Çünkü elindeki güzelliği pazara sürüp beğenileri toplayıp egosunu bu konuda tatmin ettikten sonra hiç vakit kaybetmeyip yeni güzellik avına çıkmak ve bunu sürdürebilir hale getirmek icap ediyor. Dolayısıyla güzellik dediğimiz şey hiç kimsenin kişiliğinde yerleşmiyor, uzun boylu konaklamıyor, pürtelaş dolaşıma çıkarılıyor ve güzelliğin bu bitip tükenmek bilmeyen dolaşımından aslında hiç kimse kayda değer bir gerçek kazanç elde edemiyor.

Çünkü sürekli el değiştiriyor, bu değişim sayesinde hiçbir elde kök salamıyor, filizlenemiyor ve yükselemiyor.

Yaşadığımız topluma kalbinizle bakın lütfen;

Sanki çok uzun mesafeler boyunca yürümüş gibi yorgunuz ama ne tuhaf ki bu yorgunluğumuza rağmen geldiğimiz hiçbir yer yok.

Sanki her şeyi çok seviyormuş gibi yapıyoruz ama sevginin yeşertemeyeceği hiçbir güzellik yokken gönül coğrafyamızı bozkırlar kaplamış durumda ve içimizdeki dünya kaskatı, içinde neredeyse hiç sevgi yok.

Sanki her düğümün çözümünü biliyormuş gibi konuşuyoruz ama her eylemimiz ve söylemimizle düğümler daha da çözülemez hale geliyor ve sorunlar yumağı büyüyor.

Her gün yaşadığımız enformasyon sağanağı altında onlarca şey okuyor, yazıyor ve çiziyoruz ama yazılan çizilen onca şeyden, okuduğumuz onca kitaptan, aldığımız onca eğitimden hayatlarımıza yayılan hiçbir bilgelik yok.

Zira başta kendi nefsim herkes ne kadar doğruluk timsali olduğunu ispat etmenin derdinde ama hayatın fotoğrafına bu kadar eğrilik nereden karışıyor kimse bilmiyor!

Yazıp çizdiklerimizden, söylediklerimizden gönül yangınlarımız, iyiliği yeşertme mücadelemiz, hak ve adalet konusundaki uğraşımız, merhameti yayma çabamız, ötekileştirmeden yaşama gayretimiz aynıymış gibi görünse de küçük bir kıvılcım yetiyor aramızda devasa yangınlar çıkarmaya.

Bundan olsa gerek ki yaşamakla sürüklenmek arasındaki fark belirsizleşiyor yavaş yavaş hayatımızda.
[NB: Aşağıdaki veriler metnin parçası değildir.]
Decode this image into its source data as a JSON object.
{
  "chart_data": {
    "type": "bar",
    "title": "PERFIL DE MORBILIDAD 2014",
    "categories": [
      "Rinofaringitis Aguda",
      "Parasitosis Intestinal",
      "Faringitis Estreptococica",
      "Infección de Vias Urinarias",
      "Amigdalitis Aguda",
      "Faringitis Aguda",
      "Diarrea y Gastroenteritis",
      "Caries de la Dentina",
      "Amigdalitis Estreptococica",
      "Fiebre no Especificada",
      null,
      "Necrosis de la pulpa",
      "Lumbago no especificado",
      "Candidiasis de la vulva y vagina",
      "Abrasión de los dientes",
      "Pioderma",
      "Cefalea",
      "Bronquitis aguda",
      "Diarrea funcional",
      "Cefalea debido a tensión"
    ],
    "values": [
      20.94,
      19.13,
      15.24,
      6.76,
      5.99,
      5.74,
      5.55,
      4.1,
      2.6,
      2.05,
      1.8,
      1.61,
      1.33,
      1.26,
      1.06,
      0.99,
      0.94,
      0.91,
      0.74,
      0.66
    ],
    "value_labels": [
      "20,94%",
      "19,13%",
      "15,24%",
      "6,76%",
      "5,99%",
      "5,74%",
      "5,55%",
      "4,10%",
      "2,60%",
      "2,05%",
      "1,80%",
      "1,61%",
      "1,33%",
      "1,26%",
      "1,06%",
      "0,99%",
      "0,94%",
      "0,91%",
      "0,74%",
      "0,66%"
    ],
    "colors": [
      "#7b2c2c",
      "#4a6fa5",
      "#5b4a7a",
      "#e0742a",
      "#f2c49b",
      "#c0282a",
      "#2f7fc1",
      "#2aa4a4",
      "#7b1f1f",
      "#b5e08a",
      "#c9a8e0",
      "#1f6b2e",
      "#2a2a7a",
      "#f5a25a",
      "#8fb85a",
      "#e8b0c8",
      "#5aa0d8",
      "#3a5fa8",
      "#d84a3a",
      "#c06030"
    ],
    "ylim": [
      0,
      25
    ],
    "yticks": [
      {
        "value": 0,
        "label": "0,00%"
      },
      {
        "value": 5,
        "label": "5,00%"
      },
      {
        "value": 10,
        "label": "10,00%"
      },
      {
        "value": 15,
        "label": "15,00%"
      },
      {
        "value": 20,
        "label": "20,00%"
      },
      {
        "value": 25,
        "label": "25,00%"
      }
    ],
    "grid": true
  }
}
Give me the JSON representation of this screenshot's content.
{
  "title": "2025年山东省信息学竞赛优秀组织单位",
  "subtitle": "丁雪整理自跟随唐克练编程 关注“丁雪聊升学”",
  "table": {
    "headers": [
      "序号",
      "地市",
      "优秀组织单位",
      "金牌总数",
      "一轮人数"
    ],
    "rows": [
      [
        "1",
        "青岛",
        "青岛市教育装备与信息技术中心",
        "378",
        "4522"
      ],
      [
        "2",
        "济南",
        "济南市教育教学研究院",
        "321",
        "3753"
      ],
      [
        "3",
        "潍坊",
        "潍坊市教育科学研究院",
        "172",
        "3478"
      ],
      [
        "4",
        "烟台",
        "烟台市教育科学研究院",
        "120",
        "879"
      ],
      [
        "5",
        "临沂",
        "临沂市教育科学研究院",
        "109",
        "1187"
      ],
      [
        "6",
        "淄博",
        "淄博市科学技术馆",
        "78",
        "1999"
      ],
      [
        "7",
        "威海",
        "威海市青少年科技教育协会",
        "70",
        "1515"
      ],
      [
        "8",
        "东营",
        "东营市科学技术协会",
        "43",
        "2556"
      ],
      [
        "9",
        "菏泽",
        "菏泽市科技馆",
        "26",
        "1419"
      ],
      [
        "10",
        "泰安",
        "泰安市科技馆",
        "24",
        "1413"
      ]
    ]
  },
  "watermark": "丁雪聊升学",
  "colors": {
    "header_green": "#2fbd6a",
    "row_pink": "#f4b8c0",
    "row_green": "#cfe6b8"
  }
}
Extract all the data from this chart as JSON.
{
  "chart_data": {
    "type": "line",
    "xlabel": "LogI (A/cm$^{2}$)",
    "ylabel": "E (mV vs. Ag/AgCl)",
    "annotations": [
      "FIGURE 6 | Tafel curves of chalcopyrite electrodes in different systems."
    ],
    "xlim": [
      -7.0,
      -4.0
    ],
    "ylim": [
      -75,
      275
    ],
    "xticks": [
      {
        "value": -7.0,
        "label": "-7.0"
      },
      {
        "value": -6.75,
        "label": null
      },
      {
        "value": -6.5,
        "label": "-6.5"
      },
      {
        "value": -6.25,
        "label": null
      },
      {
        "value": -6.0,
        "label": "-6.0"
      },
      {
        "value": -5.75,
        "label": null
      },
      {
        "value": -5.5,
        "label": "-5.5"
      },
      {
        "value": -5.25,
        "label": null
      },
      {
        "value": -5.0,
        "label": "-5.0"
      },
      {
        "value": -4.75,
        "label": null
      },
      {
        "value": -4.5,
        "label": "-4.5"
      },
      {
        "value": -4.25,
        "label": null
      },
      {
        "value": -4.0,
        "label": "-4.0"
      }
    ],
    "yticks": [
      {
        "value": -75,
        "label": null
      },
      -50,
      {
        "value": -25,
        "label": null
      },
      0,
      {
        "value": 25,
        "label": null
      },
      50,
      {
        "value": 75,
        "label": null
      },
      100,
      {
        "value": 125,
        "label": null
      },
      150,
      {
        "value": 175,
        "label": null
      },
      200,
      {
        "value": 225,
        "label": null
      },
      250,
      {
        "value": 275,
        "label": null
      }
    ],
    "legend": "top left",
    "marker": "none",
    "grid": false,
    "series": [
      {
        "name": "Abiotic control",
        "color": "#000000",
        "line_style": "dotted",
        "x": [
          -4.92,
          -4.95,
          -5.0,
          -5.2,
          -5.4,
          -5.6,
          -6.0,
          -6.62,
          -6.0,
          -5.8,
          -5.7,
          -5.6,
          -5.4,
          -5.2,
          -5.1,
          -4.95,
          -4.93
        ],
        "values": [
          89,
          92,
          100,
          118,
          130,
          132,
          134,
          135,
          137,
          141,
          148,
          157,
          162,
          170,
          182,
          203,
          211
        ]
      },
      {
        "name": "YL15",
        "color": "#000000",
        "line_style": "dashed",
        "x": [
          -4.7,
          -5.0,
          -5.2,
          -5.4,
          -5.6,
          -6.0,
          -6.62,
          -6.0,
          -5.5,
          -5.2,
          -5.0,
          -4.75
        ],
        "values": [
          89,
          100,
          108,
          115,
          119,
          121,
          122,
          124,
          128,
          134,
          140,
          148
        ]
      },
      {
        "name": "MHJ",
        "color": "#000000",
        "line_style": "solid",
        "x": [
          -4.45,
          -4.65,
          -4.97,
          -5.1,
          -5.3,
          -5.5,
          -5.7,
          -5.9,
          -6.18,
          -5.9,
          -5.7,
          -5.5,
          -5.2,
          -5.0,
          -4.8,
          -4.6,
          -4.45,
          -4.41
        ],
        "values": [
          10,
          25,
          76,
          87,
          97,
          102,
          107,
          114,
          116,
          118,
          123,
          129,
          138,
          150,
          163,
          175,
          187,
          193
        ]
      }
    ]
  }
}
Biz kendimiz gibi yaşadığımızı zannediyoruz ama bir gezegen dolusu insan aynı şeyi aynı şekilde yaşıyor. Her insanın parmak izleri dahi birbirinden farklı iken bütün gönüller aynı şeyi aynı şekilde yaşamayı istiyor olabilir mi, mümkün mü bu? Elbette değil!

Öyle ya kendimizi yaşıyor olsak, mutlaka bizim hayatımızın bize özgü bir başkalığı, kendine göre bir akışı, hissedişi, yönelişi olurdu. Demek yaşıyoruz ama kendi hayatımızı yaşamıyoruz. Bir vasata, bir ortalama yaşama tarzına, başkalığını yitirmiş bir genel hissedişe sürükleniyoruz sadece. Sadece bir hayat varmış da hepimiz onu yaşamak zorundaymışız gibi, çaresizce götürüp teslim ediyoruz sanki ilgili mercilere kendimizi ve kendiliğimizi.